The SolidProof audit was completed before the Pepeto presale opened, the opposite of what happened with SHIB, DOGE, and every meme coin that made early holders rich without a single page of security verification. More than $8 million has entered during extreme fear, and the conviction mirrors the pattern that preceded every successful presale to listing event in the last three years.
SHIB reached $0.00008616 with zero products on a token that started as a joke. Pepeto has the same meme energy, the same cofounder pedigree, and a full exchange that SHIB never built. The 420 trillion supply matching Pepe’s ATH is 150x from here, and 196% APY staking grows your position while you wait for the listing that erases this price forever.
Shiba Inu (SHIB)
SHIB trades at $0.00000569, per CoinGecko, sitting 93% below its $0.00008616 ATH. Shibarium upgrades and the T. Rowe Price ETF filing add credibility.

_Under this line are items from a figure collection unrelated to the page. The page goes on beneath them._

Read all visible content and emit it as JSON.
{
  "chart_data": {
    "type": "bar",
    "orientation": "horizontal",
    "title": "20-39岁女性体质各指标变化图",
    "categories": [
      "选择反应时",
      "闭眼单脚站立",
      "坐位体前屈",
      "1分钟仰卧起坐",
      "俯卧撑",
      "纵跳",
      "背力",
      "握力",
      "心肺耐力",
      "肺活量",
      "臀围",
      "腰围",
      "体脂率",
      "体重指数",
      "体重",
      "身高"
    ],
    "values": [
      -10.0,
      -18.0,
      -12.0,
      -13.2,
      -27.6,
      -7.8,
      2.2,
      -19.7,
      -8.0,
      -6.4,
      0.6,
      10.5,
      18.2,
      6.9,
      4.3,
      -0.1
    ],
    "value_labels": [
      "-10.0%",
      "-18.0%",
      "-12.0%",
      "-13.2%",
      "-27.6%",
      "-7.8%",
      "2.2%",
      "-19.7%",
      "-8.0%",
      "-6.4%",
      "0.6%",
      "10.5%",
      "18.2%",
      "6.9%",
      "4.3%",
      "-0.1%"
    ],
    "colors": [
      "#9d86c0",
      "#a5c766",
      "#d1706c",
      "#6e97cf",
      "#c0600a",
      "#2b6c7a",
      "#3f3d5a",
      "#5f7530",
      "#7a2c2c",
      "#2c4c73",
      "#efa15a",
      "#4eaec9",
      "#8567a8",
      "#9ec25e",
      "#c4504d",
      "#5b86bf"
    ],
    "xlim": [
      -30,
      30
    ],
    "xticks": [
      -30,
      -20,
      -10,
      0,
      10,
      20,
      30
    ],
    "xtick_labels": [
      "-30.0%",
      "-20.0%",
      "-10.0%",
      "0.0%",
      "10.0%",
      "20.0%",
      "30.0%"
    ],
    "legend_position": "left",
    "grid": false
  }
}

The shiba inu price prediction for 2026 ranges between $0.0000082 and $0.0000098, a 42% to 70% gain. The entry that turned $650 into $1.7 million required getting in before the listing. At $0.00000569, SHIB is a recovery play, and recovery plays deliver recovery returns.
Dogecoin (DOGE)
DOGE trades at $0.09, roughly 88% below its $0.73 ATH, per Yahoo Finance. A bullish pennant formed after a 4.80% daily gain.
Analysts see $0.114 as the level that shifts the outlook from uncertain to real. Even reaching $0.20 is roughly 2x, decent for swing traders but nowhere near the return gap between a presale at $0.000000186 and a Binance listing.
Shiba Inu Price Prediction 2026: The Early Window That Made Millionaires Is Gone, but a New One Just Opened
The shiba inu price prediction shows a recovery path, and the T. Rowe Price ETF adds legitimacy. But the entry that turned $650 into $1.7 million happened before the listing. That window is permanently closed. The cofounder who built Pepe to $7 billion is now building an exchange at $0.000000186 with a SolidProof audit and a Binance listing approaching. The same $650 buys 3.5 billion Pepeto tokens today. Visit the Pepeto official website and take the position that the next millionaires wave of early stories will be written about.
Click To Visit Pepeto Website To Enter The Presale
FAQs
What is the shiba inu price prediction for 2026?
Analysts forecast SHIB between $0.0000082 and $0.0000098, representing 42% to 70% gains from $0.00000569. The T. Rowe Price ETF and Shibarium support the outlook but the early entry that created millionaires is gone.
Can Shiba Inu reach a new all time high this cycle?
SHIB needs 1,398% to reclaim $0.00008616. Most 2026 forecasts fall far short. Without a major burn event or catalyst, a new ATH looks unlikely this year.
Is Pepeto the next Shiba Inu for early investors?
Pepeto has the same energy plus a full exchange, SolidProof audit, and the Pepe cofounder. At $0.000000186 with 150x math, visit the Pepeto official website before the listing closes the early window.
Disclaimer: This is a Press Release provided by a third party who is responsible for the content. Please conduct your own research before taking any action based on the content.